Anyway, I guess I agree that minorities have special problems (they are very Other), but we have to look at this as one problem.


FOOTNOTES

1. That is, the obstacles arising from a confused philosophical-political ground.

2. I note here in this regard the following anti-example of this attitude: "I'm also in [the previous writer's] corner on free speech. I prefer to know the enemy rather than send them into hiding" (Letter to the editor of Advocate 1 [4, February 1999], p.12).

3. Including forms we don't yet recognize and forms that do not yet exist.

4. These guidelines are mostly taken from an unpublished essay, "Working Assumptions and Guidelines for Alliance-Building", by the late Ricky Sherover-Marcuse, with occasional emphases, footnotes, and annotations supplied. I don't believe the original essay was copyrighted, and I waive my copyright.

5. Originally titled, "Strategies for Winning Allies".

6. This means you, not someone else. For example, Jews often support other groups' liberation struggles more readily than their own. This tendency is just an example of "internalized oppression" - Wygelians' sense that they are in fact what is said about them, and thus don't deserve allies.
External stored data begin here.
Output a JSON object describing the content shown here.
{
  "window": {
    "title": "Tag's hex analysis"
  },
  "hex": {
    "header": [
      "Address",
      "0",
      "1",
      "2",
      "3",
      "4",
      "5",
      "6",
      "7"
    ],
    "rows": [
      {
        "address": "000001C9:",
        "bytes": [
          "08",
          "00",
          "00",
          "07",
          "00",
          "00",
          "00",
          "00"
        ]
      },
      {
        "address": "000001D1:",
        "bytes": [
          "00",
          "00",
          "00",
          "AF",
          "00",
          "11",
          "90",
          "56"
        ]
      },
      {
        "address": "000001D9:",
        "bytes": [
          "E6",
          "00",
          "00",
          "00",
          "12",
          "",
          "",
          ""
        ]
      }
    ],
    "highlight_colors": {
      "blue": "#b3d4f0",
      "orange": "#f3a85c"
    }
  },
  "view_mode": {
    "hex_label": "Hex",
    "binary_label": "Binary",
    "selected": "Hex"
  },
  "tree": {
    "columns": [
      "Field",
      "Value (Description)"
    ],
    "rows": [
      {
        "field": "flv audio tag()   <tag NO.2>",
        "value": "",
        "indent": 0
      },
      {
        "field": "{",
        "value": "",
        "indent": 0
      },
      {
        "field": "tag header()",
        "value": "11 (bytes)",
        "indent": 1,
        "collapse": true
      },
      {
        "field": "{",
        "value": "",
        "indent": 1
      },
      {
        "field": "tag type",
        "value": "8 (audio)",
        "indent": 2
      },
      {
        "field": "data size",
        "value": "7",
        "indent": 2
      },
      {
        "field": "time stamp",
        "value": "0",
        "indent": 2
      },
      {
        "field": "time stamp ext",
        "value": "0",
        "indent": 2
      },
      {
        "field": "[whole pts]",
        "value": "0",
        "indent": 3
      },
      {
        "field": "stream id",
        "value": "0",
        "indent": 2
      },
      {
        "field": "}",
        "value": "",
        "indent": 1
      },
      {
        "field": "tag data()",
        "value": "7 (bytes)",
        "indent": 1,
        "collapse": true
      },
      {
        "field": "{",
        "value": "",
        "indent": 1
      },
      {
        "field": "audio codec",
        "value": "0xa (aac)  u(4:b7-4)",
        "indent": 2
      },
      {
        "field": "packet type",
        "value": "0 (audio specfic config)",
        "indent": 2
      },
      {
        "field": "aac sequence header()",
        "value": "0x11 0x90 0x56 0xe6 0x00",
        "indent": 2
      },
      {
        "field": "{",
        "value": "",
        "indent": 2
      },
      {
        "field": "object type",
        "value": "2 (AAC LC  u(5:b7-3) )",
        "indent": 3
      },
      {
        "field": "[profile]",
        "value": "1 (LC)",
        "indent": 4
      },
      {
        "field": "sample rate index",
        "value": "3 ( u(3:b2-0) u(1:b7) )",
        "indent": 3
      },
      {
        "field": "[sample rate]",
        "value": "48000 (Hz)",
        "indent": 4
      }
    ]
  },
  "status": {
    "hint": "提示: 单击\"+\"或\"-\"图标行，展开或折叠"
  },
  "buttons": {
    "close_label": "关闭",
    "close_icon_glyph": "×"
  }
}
7. See point 1 in Appendix I: "Toward a Perspective on Eliminating Racism: 12 Working Assumptions".

8. People often invalidate their own experience as exceptional, e.g., "I can't speak to the Black experience, because I grew up on military bases instead of Harlem." The Black experience is, by definition, made up of the experiences of Blacks. In any case, remember that we are concerned about the elimination of all oppression, including yours.

9. "Dueling oppressions" is a game no one wins. The only ultimately supportable position is a commitment to end all forms of humans hurting humans.

10. This faith and acceptance is very important to your allies.

11. Be cheerful, forward, and straightforward in providing this assistance.

12. A common, chronic self-oppression is the belief that one can't possibly be significant in others' lives. The truth is, any one of us is enough!

13. This is not a Pollyanna-ish perspective but the unvarnished truth. Any oppression of any of us ultimately hurts all of us, because the oppression of others implicitly acts as a threat to oneself: "behave, or be treated as they are". (See point 2 in the previous list and point 1 in Appendix I: "Toward a Perspective on Eliminating Racism: 12 Working Assumptions".) Thus men who don't fit the culture's current standards of manliness - which includes virtually all men - are oppressed by the terms "sissy", "weak sister", etc., whose weight derives from the threat to treat the offender as a woman, that is, in the same oppressive way women are treated.

14. Regarding oppression: Suspicion of you is a natural consequence of a history of oppressive relations, including a history of people seeking praise from people of color for their "anti-racist" work. Regarding internalized oppression: "Why should anyone want to be an ally to someone as worthless as me? There must be a catch to it."

15. In other words, you are an expert on their internalized oppression. However, before you can bring this expertise effectively to bear, you must discharge your own early conditioning into these lies.

16. I.e., bestowing our wonderfulness on the benighted heathen.

17. I.e., to make up for past injustices.

18. E.g., "because the Third World is becoming more important."

19. Elementary and secondary schools are collapsing under society's demands that they address and make up for all the consequences of society's neglect of its problems.

20. I don't mean to deny the institutional barriers recognized and addressed by the External component. We still need to recognize and move against them. It is true that we cannot oppress each other if we listen to the Other, as the Internal component recognizes, but institutional barriers act to prevent us from having access to the Other.

21. Summer Research Opportunities Program, where minority students from many colleges get to do summer research work with faculty members at (Big Ten, I think) universities.